Tuesday, September 03, 2013

A Good Illusion

"Leaving the studio he was still tense but the open car pulled the summer evening close and he looked at it. There was a moon down at the end of the boulevard and it was a good illusion that it was a different moon every evening, every year. Other lights shone in Hollywood since Minna's death: in the open markets lemons and grapefruit and green apples slanted a misty glare into the street. Ahead of him the stop-signal of a car winked violet and at another crossing he watched it wink again. Everywhere floodlights raked the sky. On an empty corner two mysterious men moved a gleaming drum in pointless arcs over the heavens." - F. Scott Fitzgerald, THE LOVE OF THE LAST TYCOON. I thought that was a pretty good paragraph and I showed it to Melissa Ginsburg at the City Grocery Bar tonight and she thought it was a pretty good paragraph too.

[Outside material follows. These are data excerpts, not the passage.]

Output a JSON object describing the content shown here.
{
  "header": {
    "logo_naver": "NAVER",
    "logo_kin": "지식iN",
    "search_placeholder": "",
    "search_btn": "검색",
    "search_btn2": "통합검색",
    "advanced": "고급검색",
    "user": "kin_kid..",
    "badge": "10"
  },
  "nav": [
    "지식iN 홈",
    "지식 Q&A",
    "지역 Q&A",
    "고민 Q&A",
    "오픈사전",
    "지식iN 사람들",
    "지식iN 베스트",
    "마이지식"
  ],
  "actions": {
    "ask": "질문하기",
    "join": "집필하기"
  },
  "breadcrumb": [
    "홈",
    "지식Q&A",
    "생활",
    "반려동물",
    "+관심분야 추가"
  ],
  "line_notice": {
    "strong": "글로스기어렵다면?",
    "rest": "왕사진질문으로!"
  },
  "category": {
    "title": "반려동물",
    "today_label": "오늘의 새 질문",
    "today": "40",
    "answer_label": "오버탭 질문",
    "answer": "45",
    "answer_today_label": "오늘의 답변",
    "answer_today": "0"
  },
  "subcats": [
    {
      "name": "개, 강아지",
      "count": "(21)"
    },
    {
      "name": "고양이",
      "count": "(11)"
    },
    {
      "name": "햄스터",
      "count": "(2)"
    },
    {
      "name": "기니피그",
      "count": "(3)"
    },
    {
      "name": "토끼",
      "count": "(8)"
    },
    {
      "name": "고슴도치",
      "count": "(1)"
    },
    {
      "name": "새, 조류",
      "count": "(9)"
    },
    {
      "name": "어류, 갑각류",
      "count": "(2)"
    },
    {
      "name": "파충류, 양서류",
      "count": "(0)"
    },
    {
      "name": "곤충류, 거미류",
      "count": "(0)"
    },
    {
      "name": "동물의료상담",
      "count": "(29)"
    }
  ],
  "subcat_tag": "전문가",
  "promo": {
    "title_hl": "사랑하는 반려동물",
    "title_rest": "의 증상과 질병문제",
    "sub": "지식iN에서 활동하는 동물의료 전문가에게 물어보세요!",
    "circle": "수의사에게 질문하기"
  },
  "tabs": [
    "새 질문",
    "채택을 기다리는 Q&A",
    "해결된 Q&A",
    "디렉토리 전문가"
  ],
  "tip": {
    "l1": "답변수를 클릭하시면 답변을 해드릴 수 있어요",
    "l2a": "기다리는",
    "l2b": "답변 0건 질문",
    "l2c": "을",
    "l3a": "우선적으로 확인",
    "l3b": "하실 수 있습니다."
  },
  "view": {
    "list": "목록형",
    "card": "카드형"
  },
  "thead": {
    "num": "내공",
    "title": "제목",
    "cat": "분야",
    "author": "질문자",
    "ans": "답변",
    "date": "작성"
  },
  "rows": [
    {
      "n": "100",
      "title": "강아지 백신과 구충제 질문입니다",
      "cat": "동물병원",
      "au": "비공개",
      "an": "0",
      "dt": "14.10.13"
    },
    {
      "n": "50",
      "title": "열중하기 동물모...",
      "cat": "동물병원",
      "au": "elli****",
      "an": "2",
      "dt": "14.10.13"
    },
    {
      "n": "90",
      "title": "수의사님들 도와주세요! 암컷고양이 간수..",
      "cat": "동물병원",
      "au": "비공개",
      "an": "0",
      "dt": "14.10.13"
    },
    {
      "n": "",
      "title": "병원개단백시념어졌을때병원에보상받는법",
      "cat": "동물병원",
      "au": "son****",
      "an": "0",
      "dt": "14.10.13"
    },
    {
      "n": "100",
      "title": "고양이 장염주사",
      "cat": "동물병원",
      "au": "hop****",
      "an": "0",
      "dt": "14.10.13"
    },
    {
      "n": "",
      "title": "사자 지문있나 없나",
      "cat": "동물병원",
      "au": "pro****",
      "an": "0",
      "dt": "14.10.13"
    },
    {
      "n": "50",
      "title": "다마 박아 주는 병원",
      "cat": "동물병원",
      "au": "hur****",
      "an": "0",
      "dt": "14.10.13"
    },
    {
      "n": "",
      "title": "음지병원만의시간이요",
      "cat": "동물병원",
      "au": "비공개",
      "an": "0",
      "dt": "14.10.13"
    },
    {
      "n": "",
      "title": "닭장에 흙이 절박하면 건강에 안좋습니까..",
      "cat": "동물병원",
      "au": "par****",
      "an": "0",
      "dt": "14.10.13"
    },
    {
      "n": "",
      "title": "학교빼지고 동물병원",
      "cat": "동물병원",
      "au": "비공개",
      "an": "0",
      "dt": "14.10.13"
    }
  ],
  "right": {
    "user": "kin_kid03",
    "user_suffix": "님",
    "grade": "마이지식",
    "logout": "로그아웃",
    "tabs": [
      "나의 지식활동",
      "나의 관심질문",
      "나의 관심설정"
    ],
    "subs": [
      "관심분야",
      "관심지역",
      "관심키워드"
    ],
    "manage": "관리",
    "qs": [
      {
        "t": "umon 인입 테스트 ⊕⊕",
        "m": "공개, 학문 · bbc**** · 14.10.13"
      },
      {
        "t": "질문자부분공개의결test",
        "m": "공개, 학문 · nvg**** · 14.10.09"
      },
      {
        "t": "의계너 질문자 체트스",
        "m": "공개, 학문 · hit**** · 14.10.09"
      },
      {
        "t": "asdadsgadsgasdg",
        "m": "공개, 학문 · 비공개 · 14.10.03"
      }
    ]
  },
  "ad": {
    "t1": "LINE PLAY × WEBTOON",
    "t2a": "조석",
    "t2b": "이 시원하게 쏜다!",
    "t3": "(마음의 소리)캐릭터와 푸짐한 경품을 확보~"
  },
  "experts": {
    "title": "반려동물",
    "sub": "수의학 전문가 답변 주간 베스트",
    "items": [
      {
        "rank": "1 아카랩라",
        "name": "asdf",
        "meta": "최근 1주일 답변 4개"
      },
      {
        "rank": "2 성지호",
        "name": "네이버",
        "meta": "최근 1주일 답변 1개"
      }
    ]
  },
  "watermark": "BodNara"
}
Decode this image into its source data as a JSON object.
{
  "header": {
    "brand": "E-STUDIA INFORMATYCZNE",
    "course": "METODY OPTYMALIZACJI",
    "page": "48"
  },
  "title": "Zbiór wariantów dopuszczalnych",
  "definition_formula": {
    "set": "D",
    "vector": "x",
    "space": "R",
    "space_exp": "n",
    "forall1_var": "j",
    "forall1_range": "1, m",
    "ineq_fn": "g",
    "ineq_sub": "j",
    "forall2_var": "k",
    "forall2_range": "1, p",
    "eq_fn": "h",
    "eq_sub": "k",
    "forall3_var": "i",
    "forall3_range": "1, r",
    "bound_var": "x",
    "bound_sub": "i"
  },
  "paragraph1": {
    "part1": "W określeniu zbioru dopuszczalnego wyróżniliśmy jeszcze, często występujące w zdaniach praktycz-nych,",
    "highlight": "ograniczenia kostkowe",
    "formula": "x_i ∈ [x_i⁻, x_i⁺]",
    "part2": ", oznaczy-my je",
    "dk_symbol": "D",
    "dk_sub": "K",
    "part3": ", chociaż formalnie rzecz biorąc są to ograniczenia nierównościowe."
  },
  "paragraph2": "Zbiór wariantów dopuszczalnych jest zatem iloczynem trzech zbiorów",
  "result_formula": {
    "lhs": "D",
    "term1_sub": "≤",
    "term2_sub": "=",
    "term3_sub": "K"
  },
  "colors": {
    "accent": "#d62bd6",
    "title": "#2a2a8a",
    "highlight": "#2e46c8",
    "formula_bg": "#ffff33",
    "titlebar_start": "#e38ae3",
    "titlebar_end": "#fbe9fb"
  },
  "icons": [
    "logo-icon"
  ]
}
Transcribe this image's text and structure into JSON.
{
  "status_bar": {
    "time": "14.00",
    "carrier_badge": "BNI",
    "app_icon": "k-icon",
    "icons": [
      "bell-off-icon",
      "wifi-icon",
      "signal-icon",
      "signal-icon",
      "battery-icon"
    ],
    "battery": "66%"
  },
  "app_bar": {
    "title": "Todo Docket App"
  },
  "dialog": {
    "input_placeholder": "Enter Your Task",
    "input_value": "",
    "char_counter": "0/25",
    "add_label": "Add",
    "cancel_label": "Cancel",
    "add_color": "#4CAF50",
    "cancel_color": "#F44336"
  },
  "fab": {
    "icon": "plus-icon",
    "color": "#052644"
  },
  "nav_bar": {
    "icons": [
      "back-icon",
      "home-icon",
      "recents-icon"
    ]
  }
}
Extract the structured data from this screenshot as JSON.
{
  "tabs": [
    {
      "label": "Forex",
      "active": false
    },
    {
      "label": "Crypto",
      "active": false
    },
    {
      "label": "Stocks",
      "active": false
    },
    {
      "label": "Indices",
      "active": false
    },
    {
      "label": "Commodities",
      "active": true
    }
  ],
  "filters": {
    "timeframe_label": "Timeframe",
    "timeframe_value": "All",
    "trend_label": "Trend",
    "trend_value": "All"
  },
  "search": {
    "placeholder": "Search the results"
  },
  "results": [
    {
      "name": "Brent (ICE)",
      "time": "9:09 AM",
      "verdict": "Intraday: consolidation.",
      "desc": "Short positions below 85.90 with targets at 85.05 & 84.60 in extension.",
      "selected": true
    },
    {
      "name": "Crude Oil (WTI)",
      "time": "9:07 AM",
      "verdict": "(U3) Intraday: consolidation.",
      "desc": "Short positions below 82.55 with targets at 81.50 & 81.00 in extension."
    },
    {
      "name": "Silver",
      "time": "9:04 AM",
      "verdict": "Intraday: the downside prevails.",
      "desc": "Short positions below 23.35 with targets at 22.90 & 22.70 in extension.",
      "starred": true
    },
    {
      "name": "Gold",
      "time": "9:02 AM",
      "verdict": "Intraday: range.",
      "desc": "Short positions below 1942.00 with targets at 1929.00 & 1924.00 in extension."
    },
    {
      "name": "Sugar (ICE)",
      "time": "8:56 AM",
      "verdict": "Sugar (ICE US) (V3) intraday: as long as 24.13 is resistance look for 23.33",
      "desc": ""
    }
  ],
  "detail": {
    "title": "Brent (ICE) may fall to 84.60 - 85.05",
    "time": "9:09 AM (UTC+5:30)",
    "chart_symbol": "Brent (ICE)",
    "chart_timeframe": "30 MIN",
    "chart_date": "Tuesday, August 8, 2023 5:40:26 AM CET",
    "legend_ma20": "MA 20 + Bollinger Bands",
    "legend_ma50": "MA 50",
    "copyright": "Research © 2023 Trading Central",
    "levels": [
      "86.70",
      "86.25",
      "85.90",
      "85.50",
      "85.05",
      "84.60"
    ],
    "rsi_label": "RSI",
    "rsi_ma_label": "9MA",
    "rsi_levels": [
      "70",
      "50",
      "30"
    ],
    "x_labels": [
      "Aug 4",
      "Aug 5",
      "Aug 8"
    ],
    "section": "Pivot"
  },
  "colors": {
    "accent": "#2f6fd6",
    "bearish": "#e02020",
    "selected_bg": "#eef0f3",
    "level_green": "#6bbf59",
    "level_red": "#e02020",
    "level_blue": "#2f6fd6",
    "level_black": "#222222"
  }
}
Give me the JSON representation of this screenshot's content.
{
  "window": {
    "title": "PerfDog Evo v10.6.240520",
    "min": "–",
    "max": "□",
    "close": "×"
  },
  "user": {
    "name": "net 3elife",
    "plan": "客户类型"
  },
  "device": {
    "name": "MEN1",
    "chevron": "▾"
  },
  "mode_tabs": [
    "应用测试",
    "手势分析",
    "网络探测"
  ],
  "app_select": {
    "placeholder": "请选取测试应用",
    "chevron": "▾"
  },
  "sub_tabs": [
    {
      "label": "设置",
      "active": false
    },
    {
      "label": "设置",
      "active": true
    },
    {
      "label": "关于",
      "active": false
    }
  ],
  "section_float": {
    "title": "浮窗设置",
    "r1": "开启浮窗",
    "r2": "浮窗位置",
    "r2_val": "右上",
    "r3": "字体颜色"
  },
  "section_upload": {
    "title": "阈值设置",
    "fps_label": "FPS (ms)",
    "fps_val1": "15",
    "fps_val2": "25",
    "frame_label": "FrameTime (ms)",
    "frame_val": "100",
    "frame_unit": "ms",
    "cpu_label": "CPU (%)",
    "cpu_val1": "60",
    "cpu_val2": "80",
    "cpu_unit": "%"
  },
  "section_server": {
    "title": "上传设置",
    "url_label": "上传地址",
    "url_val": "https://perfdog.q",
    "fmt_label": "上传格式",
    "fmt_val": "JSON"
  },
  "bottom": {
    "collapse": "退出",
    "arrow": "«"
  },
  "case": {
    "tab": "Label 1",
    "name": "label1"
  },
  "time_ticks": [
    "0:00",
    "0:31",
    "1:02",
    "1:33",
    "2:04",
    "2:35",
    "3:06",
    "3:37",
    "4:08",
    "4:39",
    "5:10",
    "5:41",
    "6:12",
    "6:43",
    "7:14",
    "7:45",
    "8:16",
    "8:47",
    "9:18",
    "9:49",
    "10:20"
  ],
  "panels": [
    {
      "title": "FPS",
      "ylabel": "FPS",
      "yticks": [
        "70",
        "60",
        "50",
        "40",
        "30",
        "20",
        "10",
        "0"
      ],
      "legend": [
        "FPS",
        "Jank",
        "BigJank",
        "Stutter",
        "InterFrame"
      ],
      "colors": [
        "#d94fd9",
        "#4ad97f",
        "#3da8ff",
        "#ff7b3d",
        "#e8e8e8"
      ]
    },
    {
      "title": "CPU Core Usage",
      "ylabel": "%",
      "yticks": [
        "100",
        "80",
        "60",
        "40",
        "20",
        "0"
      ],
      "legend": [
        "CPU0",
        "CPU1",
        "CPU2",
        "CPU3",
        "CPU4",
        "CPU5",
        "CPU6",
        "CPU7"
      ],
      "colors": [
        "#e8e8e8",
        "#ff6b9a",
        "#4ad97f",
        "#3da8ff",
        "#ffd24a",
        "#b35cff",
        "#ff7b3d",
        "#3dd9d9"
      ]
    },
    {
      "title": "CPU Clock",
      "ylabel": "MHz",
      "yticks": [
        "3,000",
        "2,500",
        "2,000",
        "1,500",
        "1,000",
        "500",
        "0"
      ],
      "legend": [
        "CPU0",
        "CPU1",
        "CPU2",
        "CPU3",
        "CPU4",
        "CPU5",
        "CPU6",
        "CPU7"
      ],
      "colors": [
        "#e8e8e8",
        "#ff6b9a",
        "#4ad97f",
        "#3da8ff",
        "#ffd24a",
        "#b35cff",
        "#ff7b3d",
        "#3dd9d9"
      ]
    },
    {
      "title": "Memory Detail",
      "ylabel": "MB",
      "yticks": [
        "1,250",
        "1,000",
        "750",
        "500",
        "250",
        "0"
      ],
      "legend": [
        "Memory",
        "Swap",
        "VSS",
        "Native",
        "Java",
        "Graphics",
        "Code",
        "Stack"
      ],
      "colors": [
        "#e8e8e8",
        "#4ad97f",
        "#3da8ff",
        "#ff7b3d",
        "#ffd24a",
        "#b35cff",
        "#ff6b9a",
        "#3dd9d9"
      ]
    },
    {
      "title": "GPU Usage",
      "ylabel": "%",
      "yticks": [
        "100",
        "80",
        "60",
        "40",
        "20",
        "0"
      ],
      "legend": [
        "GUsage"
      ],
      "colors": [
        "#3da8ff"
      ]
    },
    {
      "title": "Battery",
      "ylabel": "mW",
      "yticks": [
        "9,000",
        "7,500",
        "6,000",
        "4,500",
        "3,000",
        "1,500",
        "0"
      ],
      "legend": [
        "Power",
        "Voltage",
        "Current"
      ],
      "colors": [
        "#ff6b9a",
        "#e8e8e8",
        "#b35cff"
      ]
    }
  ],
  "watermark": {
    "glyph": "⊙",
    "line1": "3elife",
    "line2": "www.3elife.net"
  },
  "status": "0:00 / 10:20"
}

Then I went to Lee Durkee's, where we watched a movie of RICHARD III and liked the lines about "wedges of gold, great anchors, heaps of pearl, inestimable stones, unvaluèd jewels, all scatt'red in the bottom of the sea: some lay in dead men's skulls, and in the holes where eyes did once inhabit, there were crept - as 'twere in scorn of eyes - reflecting gems, that wooed the slimy bottom of the deep and mocked the dead bones that lay scatt'red by."